Sat 8 November 2025 23:00, UK

While Steve Marriott isn’t always top of everyone’s list when it comes to naming some of the greatest songwriters to have emerged during the 1960s, there’s a seriously solid case to be made that he’s one of the decade’s biggest unsung heroes.

From his work as the frontman with the Small Faces to his brief stint leading the supergroup Humble Pie, there are plenty of reasons to admire what he did as a songwriter, and the fact that he was almost recruited to join Crosby, Stills and Nash instead of Neil Young ought to be an indication that others believed he was a superstar. His posthumous induction into the Rock and Roll Hall of Fame is perhaps only a small saving grace, but there’s every reason to believe that Marriott ought to have been a much bigger name than he is.

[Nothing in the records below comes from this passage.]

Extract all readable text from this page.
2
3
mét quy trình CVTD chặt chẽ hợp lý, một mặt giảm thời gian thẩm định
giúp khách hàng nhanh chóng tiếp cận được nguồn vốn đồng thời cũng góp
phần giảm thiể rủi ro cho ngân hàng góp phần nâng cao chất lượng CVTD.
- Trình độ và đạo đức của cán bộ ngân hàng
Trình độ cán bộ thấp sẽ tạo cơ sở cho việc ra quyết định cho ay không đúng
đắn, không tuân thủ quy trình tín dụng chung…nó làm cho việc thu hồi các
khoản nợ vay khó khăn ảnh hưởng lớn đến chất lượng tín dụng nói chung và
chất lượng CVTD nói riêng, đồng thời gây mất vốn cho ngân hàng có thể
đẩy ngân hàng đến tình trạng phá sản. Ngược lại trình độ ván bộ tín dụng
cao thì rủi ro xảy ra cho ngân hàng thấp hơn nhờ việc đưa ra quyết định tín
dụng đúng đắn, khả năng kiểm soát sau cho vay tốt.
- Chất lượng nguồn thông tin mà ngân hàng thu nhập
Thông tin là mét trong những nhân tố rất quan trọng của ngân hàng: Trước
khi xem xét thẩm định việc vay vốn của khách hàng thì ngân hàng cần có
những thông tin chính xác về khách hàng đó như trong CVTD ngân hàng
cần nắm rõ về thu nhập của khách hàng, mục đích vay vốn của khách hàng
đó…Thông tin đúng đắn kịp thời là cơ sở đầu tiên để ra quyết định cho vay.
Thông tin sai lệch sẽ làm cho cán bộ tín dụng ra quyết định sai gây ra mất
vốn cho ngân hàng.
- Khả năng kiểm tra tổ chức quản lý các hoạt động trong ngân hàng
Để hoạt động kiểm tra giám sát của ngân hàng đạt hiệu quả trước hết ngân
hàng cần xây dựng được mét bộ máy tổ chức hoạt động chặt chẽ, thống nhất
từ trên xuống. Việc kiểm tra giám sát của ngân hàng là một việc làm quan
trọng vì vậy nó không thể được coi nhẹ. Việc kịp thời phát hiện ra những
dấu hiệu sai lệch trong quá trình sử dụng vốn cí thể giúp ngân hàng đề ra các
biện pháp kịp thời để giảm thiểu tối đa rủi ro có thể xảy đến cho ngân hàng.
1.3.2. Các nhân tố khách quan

However, one of the trappings that comes with being a rockstar is the temptation to involve yourself in a life of hedonism, and on top of being a successful musician, there are plenty of tales that the biggest names will be able to tell of sex and drugs. Marriott is no exception to this rule, and one of the best-known songs of his career with Humble Pie has a backstory that relates to the consequences of excessive substance abuse.

‘30 Days in the Hole’ is taken from the band’s fifth studio album, Smokin’, and while it was only a minor hit at the time, it would eventually pick up a following through airplay on classic rock radio stations, and received several cover versions from other rock acts in subsequent years. The hole in question in the song’s title refers to jail, with the 30 days being the amount of time served for carrying any illicit substances in parts of America.

The original inspiration for the song stemmed from Humble Pie’s experience of touring in the US, and discovering that there would be a harsh punishment for carrying any small amount of a substance in the state of Kentucky.

On top of this, Marriott took a small amount of truth from a personal friend’s experience, who was arrested and incarcerated for being caught smoking cannabis, along with stealing the title from a line in a film – although the origin is disputed as to whether it was from the Humphrey Bogart classic Angels With Dirty Faces, or the Paul Newman film Somebody Up There Likes Me.

Despite the theme of the song arising from Marriott’s friends rather than his own personal experiences with a drug bust, he used his creative licence to spin a tale where he was the centre of such a scandal where he gets arrested for possessing cocaine, marijuana, hash and heroin, although he wasn’t ever trying to glamourise the use of any of these drugs.

In fact, he was actively trying to warn people of how chasing these highs can ruin lives, as it had done for many people around him, and if anything, ‘30 Days in the Hole’ is meant to be a cautionary tale of drug use, rather than a raucous celebration of it.